Only a handful of countries use Fahrenheit, but they’re still too arrogant to add the unit. I get not including Celsius because of the target audience, and dropping the unit in conversation but this isn’t that
metric is so much more simpler,
For temperature, not really. Both Celsius and Fahrenheit are useful for different things.
Fahrenheit is great for what we feel (it’s related to body temperature for the high end, and the freezing point of brine on 0).
Celsius is great for cooking, or applications where you care about what water is doing (0 is freezing, 100 is boiling).
Neither uses different scales, like other metric units increasing by 10s (at least, I’ve never seen anything like kC). If you’re doing that, you’re using Kelvin, which is a fundamental base temperature, where 0 is actually 0, which makes more sense for physics and math, but is less useful for what we feel.
I think the US should switch, just to make it easier to communicate, and other metric scales actually are better.

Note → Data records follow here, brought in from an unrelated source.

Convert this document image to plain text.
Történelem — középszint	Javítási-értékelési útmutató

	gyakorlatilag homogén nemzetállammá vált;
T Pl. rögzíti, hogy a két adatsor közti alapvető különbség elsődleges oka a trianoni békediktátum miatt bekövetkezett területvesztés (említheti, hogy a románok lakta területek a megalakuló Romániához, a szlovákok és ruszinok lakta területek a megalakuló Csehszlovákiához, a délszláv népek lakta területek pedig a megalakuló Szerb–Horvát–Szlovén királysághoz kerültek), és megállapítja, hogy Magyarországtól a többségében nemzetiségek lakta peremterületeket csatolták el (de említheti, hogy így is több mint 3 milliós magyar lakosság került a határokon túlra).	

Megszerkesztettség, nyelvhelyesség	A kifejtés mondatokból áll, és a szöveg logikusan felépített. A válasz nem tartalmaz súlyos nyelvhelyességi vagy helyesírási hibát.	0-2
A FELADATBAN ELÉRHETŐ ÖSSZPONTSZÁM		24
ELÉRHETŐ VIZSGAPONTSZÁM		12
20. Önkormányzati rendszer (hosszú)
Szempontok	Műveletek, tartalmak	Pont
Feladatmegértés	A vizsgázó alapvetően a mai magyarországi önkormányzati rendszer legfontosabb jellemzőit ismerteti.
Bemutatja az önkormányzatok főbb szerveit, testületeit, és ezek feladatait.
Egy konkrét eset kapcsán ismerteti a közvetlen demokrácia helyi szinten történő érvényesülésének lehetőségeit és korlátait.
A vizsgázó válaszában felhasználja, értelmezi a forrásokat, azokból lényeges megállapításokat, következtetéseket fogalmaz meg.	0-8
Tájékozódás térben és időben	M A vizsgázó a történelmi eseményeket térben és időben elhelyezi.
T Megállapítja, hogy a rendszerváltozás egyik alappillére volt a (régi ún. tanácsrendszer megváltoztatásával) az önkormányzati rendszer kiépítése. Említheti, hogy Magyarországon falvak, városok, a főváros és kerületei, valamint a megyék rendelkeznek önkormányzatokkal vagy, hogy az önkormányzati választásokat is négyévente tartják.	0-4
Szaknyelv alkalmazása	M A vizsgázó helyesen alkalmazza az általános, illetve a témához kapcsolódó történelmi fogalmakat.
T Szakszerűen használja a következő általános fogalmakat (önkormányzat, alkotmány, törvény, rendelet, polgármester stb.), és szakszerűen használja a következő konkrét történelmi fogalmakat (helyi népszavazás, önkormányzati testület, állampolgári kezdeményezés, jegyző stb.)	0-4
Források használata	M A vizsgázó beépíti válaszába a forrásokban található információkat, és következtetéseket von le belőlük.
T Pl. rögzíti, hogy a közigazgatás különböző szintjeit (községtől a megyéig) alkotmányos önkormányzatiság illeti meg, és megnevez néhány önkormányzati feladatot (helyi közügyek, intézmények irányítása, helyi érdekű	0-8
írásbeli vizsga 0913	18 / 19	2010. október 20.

C and F are both equally useful for different things though. Neither is actually a better scale.
As someone who grew up with Fahrenheit, it’s an arbitrary scale. 0 is the “coldest thing” that he could create in a lab at the time, basically a bath of ice and salt water, 100-ish was supposed to be the temperature of a healthy human body. They are unrelated things. It has nothing to do with “what we feel”, people only think that because they grew up with it. The same can be said for all imperial measurements because there is no other way to say that 12 inches to a foot and 3 feet to a yard is “intuitive”.
Celsius putting freezing at 0 and boiling at 100 (at sea level) are related to each other because it’s measuring the temperature of water the entire time and then setting that as a the literal metric we use to measure other things.

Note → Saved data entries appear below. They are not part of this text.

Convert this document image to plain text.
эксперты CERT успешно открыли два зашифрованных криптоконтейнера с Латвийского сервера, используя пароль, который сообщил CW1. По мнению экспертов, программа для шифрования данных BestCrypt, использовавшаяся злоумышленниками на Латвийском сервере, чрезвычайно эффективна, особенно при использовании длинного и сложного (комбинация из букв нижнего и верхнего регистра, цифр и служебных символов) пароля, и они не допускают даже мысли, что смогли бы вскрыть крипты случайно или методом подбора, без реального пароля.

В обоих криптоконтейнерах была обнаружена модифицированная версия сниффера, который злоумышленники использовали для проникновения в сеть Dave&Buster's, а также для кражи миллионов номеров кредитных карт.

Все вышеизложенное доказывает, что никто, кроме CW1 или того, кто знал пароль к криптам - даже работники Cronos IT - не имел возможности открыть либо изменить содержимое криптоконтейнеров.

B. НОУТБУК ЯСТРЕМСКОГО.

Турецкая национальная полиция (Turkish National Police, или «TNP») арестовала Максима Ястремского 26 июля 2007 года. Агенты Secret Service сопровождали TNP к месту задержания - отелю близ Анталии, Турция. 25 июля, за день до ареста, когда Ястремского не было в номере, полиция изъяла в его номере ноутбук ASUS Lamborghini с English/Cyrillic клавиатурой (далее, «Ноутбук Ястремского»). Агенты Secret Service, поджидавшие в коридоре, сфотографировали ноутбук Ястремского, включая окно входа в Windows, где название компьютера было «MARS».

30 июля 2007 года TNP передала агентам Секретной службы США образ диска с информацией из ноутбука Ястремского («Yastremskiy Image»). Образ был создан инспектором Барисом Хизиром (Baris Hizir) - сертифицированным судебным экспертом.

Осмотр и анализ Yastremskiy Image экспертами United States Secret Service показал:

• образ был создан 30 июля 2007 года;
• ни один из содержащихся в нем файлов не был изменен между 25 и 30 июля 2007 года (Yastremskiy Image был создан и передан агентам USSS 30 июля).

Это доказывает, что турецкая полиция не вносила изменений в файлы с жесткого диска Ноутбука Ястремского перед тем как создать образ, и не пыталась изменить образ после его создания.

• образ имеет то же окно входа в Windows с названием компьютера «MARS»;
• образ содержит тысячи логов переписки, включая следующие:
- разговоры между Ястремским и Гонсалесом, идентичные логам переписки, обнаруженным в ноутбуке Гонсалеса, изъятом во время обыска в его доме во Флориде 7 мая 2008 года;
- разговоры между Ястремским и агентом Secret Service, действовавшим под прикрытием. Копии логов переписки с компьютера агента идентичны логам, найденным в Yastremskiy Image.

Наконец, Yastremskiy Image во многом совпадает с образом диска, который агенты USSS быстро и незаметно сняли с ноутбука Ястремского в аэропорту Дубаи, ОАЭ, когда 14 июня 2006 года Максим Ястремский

I switched to Celsius for a couple of years and after going through a couple of seasons or two I had an intuitive feeling for what a value would feel like. It made perfect sense. I only stopped using it because my phone switched back one day for some reason and I was tired of having to convert to freedom units to avoid getting odd reactions from people.
If only we could harness the energy of people bitching about not using Celsius we could power the whole world.
Ahaha. I’m not even bitching about that. I’m doing that pedantic thing that physics teachers do where they point out the number without the units isn’t correct
That said, if the US just used SI units…
Yeah it got me too haha
Would be nice if they built them in cold climates and piped the heat to houses and buildings like the steam era of old.
“Like the steam era of old”? 🤣
What you’re describing is called district heating and is totally a thing in Europe. There actually are data centers in Europe that contribute to their local district heating grid.
Yep it’s how I heat my place, though 40-60% of the heat still comes from natural gas unfortunately.
Yep, that’s exactly how it is for us. I really hope that our local district heating company get’s tfe shift to renewals done because CO2 prices are rising in the next years and district heating is expensive enough as it is…
This would require investment in infrastructure, which is a completely foreign concept to american politicians when it’s not about adding one more lane
That’s exactly what Google did in Finland.
Microsoft also has a similar project.
Tax them enough to install geothermal heat pumps in the surrounding homes.
No one uses in ground heat pumps, especially not existing units where you have to dig up the yard, but regular air source heat pumps are still good enough by far.
Depends on the type. Newer ones drill a column and put the loop into that. They have to dig deeper, but it means you don’t have to dig up the entire yard for loops of tubing and means that you can install them in locations with limited yard space.
In-ground pumps are better, they’re just very expensive, hence the taxes.